Can you elaborate on us almost being a binary star system?
I'm not sure that OP's statement is relevant to the infrared data in the link. If Jupiter was about 13 times the mass of what it is, it would have enough gravitational pressure to initiate nuclear fusion, i.e. ignite the core, producing a brown dwarf star. Both the radiation and the gravitational perturbation would likely make it impossible for life to develop on Earth. Just ran some code for a system of the Sun (blue, but not visible in the first pic), Earth (red), Jupiter (teal), and Saturn (purple).
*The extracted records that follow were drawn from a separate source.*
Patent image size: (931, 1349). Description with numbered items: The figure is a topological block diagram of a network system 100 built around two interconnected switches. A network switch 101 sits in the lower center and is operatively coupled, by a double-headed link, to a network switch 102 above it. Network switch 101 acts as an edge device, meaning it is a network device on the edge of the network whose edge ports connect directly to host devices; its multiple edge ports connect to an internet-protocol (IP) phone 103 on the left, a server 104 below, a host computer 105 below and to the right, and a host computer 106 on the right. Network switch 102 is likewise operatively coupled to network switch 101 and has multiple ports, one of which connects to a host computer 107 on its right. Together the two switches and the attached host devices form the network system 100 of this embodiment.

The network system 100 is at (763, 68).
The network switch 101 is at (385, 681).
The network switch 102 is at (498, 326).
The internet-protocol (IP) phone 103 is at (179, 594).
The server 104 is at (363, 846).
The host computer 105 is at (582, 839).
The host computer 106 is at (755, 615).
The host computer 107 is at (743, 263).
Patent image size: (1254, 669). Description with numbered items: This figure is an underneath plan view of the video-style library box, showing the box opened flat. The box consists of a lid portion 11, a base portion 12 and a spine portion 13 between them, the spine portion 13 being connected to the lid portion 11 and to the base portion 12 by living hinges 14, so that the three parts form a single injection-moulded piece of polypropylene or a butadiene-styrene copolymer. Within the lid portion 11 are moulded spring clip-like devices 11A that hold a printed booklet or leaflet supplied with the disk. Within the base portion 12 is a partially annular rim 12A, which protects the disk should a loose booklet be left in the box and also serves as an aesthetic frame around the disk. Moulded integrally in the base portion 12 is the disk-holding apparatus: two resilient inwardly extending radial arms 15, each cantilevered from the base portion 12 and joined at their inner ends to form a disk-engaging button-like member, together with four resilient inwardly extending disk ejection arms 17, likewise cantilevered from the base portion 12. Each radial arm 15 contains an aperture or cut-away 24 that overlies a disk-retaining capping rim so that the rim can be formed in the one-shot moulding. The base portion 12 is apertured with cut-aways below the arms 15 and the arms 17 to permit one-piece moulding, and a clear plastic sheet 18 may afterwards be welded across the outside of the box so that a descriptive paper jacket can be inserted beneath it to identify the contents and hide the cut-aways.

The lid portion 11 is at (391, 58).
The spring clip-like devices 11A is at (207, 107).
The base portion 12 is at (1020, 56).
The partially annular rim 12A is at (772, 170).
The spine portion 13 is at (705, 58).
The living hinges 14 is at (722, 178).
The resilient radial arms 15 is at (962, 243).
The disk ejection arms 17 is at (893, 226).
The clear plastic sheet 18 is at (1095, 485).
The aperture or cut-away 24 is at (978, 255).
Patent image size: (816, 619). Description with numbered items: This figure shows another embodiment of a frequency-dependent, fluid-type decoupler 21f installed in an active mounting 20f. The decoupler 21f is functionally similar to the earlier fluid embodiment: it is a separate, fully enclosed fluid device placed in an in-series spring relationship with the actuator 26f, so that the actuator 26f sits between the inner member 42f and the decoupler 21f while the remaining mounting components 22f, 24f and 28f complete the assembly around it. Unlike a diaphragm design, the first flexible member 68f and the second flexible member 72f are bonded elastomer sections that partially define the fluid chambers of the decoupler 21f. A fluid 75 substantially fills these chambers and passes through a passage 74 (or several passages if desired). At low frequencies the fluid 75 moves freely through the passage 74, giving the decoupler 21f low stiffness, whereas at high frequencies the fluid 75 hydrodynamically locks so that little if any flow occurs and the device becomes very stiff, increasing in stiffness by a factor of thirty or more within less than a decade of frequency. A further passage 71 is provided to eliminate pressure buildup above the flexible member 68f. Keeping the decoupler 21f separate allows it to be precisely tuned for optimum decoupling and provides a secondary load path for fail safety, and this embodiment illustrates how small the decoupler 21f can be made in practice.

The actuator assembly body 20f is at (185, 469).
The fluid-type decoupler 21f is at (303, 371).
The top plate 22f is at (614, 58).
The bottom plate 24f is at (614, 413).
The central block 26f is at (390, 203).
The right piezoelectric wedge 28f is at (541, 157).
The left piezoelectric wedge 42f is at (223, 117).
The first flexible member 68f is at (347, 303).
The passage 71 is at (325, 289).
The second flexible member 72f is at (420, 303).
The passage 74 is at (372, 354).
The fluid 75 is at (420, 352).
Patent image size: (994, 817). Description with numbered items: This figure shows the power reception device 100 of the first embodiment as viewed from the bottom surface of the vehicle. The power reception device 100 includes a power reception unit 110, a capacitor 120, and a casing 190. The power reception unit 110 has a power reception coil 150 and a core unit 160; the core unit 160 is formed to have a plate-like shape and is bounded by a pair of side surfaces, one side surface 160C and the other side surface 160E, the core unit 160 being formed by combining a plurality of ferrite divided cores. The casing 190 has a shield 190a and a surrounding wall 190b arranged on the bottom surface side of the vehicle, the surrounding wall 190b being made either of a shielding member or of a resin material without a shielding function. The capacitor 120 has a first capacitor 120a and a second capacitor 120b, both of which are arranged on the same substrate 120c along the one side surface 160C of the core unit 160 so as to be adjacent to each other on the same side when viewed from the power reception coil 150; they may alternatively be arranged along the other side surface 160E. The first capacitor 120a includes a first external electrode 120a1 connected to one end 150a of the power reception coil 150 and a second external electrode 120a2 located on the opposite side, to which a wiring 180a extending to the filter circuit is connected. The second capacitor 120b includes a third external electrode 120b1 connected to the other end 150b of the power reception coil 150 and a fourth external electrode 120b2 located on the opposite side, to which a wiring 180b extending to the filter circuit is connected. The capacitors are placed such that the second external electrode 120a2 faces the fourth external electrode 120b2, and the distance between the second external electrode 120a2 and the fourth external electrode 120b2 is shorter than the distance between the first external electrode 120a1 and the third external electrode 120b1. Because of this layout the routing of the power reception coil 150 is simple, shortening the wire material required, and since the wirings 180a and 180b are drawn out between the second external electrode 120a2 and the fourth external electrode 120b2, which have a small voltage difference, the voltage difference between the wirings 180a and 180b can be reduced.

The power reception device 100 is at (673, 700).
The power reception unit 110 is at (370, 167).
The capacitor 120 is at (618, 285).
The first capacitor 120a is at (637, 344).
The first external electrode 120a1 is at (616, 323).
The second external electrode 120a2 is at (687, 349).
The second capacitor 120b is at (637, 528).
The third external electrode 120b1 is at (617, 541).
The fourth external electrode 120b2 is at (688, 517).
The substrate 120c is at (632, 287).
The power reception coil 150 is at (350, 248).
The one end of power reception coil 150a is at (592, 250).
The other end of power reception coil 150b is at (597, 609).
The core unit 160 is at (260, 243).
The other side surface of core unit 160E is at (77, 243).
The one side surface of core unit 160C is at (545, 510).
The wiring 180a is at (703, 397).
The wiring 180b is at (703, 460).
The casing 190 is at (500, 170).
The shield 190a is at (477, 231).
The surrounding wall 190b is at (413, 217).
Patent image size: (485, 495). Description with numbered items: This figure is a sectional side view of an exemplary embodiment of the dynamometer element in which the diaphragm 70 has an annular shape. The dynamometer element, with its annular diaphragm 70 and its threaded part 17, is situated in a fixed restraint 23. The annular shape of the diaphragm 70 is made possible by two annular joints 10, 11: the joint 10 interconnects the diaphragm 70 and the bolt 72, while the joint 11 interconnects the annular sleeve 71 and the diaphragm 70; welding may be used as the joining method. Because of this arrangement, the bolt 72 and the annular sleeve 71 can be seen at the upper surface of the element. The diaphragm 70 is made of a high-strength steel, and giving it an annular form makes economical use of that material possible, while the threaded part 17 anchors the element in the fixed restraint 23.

Looks like if Jupiter's mass instantly (and magically!) increased to 13 times what it is currently, things would be stable for at least 500 years. See the orbit tracks below: Things get more interesting when Jupiter's mass is increased by a factor of 100. Saturn is intermittently flung out and recaptured:
Regarding the starting conditions, would you mind retrying it with Saturn being directly on the opposite side of the Sun from Jupiter when you increase its mass continuously for that amount for half of Jupiter year? I'm stuck at one step with calculation, but I have a hunch that there are going to be some cool effects :D.
Sorry for the ongoing wait, I will try to get to this eventually. Just to clarify, you want Jupiter's mass to vary as time progresses? From 1 Jupiter mass to 13 Jupiter masses, over the course of 5.92 years?
Very interesting, thank you for taking the time to model this!
Thanks :). This is a custom bit of code for a homework assignment written in Python using an "adaptive" (in time-step) Runge Kutta method. The prof wrote some of it to give us a general direction, and then we had to fill in all of the details. It's only a couple hundred lines of code, nothing too crazy.
For Runge-Kutta, you start off with some initial "state", a set of spatial coordinates and velocity components for each body, and then use a differential equation to evolve the system in time. The solution of the differential equation governs how the bodies move. In other words; you take a (small) step forward in time, take stock of where everything is, calculate the force on each body due to the others, calculate the resulting acceleration, and then repeat the process. It can do as many bodies as you like, but the computational intensity increases explonentially (accidentally typed that word out wrong, but I'm keeping it) with each additional body.
There is a class of astronomical body known as a brown dwarf. They are typically between 13 and 80 Jupiter masses. This class of bodies essentially straddles the line between a planet and a star, they may be capable of fusing deuterium, and they glow in the red and infrared spectrum. The images of Jupiter in infrared look similar what a brown dwarf would be like if you could see one up close. That said, Jupiter would have had to have sucked up everything in the solar system that isn't the sun, so I am kinda glad that didn't happen.